Voulons ces biens être réunis inséparablement à notre Domaine, sans que d’aujourd’hui, ni pour l'avenir, ils en puissent être séparés ni désunis, pour quelque cause, occasion et considération que ce soit. Et que à cette fin il soit procédé extraordinairement contre lui, à la diligence de notre Procureur général, selon les Lois et Ordonnances de notre Royaume.
Si donnons en mandement à nos aimés et féaux Conseillers, les gens tenant notre Cour de Parlement à Paris, que ces présentes ils fassent lire, publier et enregistrer, et ce qui est contenu en icelles exactement exécuter ; Enjoignant à notre dit Procureur général faire toutes poursuites et diligences requises pour ladite exécution : Car tel est notre plaisir.
En témoin de quoi, Nous avons faite mettre notre sceau à ces dites présentes.
Donné à Carcassonne le quinzième jour de juillet, l'an de grâce mil six cents vingt-deux. Et de notre règne le treizième,
Signé, LOUIS
*
Et sur le repli, Par le Roy, Et plus bas De Loménie
Et scellée sur double queue du grand sceau de cire jaune.
Et à côté sur ledit repli, est encore écrit :
Lues, publiées et enregistrées,
0uï ce requérant le Procureur général du Roy,
pour être exécutées selon leur forme et teneur :
Et ordonne que copies d'icelles collationnées,
seront envoyées aux Bailliages et Sénéchaussées de ce ressort :
pour y être pareillement lues, publiées, enregistrées et exécutées
à la diligence des Substituts du Procureur général du Roy,
auxquels enjoint de tenir la main à l'exécution d’icelles,
Et certifier la Cour avoir ce fait dans ce mois.

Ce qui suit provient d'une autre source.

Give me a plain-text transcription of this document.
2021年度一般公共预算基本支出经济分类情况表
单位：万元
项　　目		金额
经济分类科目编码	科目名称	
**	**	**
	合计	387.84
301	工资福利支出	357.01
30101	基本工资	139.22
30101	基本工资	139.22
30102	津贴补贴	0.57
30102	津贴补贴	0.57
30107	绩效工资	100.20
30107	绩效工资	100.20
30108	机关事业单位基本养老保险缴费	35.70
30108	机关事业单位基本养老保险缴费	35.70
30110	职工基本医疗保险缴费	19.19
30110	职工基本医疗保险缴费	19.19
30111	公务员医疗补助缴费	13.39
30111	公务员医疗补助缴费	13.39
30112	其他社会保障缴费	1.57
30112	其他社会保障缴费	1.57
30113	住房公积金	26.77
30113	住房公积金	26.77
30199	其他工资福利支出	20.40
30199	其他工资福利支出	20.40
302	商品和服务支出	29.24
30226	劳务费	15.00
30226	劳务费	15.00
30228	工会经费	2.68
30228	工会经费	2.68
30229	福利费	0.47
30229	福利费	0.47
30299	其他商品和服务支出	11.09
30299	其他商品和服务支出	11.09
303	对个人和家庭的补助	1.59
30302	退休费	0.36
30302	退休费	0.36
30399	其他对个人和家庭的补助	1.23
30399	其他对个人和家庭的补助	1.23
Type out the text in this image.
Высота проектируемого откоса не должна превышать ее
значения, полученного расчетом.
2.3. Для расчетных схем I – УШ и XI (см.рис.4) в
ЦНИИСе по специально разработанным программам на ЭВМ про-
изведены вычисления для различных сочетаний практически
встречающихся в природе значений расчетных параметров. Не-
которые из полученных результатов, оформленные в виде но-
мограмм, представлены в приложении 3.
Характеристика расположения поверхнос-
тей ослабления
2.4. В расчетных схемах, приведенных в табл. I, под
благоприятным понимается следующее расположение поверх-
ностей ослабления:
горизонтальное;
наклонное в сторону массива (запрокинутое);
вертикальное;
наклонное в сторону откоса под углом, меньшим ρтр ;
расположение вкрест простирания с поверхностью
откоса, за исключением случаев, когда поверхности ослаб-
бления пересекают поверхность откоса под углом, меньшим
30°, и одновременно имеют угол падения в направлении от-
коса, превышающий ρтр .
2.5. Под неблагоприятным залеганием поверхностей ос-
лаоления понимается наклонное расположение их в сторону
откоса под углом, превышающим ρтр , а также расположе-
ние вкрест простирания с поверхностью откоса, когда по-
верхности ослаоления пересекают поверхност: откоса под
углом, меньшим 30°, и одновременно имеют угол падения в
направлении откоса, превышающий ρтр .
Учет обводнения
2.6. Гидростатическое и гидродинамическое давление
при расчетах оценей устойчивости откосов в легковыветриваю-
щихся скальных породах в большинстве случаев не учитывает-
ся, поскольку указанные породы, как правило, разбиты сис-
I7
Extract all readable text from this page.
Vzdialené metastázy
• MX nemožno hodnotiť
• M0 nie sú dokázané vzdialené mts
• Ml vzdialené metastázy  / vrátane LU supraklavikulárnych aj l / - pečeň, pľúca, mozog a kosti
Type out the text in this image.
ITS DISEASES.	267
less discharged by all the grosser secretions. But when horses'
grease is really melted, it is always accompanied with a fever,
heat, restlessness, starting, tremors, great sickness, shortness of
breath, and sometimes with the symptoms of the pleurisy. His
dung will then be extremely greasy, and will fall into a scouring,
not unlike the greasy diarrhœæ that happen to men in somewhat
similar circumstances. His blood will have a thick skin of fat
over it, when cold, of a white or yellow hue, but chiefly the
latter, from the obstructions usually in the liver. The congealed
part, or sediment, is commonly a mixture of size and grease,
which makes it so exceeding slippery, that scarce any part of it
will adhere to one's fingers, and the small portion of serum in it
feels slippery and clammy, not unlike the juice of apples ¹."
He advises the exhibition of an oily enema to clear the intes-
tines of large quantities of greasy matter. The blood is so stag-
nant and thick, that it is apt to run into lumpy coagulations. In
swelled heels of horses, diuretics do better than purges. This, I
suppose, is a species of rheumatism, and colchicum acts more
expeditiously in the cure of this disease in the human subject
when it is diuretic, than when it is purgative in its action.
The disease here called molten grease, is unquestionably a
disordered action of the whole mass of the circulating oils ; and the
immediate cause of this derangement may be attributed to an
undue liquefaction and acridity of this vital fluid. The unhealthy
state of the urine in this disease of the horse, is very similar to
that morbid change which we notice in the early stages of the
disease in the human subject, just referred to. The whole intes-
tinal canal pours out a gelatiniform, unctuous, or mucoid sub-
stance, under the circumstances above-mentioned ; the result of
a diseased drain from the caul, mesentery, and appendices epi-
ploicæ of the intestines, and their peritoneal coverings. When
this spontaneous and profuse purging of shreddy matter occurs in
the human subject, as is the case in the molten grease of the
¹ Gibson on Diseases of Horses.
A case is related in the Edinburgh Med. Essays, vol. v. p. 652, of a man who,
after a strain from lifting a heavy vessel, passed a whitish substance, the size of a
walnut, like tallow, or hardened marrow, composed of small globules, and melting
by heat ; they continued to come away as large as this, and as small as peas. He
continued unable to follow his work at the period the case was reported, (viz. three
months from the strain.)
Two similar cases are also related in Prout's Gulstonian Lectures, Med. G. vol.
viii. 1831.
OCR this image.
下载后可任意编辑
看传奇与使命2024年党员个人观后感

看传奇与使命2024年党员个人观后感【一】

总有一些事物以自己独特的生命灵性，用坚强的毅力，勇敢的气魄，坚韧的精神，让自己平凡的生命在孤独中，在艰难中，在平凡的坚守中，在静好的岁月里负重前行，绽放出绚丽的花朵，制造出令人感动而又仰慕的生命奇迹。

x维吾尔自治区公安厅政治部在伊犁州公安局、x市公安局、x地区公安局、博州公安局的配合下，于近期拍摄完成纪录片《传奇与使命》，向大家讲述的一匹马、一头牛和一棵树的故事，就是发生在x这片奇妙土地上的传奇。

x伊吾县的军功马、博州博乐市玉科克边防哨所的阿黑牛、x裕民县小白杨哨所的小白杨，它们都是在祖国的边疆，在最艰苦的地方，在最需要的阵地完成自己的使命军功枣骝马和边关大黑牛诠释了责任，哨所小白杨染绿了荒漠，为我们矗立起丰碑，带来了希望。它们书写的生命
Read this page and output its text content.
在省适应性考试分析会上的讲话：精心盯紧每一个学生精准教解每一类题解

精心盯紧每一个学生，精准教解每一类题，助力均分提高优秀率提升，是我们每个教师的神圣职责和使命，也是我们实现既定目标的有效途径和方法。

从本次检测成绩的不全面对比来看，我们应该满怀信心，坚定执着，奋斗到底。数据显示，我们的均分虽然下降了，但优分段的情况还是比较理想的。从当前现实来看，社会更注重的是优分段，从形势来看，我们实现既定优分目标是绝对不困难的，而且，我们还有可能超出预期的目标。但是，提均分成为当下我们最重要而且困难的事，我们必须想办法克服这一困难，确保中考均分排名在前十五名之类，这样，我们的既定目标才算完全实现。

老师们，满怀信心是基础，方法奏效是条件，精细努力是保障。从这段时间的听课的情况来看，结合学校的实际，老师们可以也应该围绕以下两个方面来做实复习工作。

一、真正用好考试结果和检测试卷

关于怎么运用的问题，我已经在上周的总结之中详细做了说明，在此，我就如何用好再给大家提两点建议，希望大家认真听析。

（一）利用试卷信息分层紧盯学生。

A Paris en Parlement le quatrième jour d'août mil six cent vingt-deux.
Signé, DU TILLET
*
Lue, publiée en jugement de la Sénéchaussée et Siège Présidial de Lyon,
les plaids tenants ouï, et ce requérant, M. Alexandre Boullioud,
Avocat pour le Procureur du Roy,
de laquelle lecture & publication nous avons octroyé acte,
et ordonné que ladite Déclaration et Arrêt seront enregistrés,
sur les registres de ladite Sénéchaussée pour y avoir recours,
Fait en Jugement, par … Conseillers et Magistrats en la
Sénéchaussée et Siège Présidial dudit Lyon,
le jeudi dix-huitième d’août, mil six cent vingt-deux.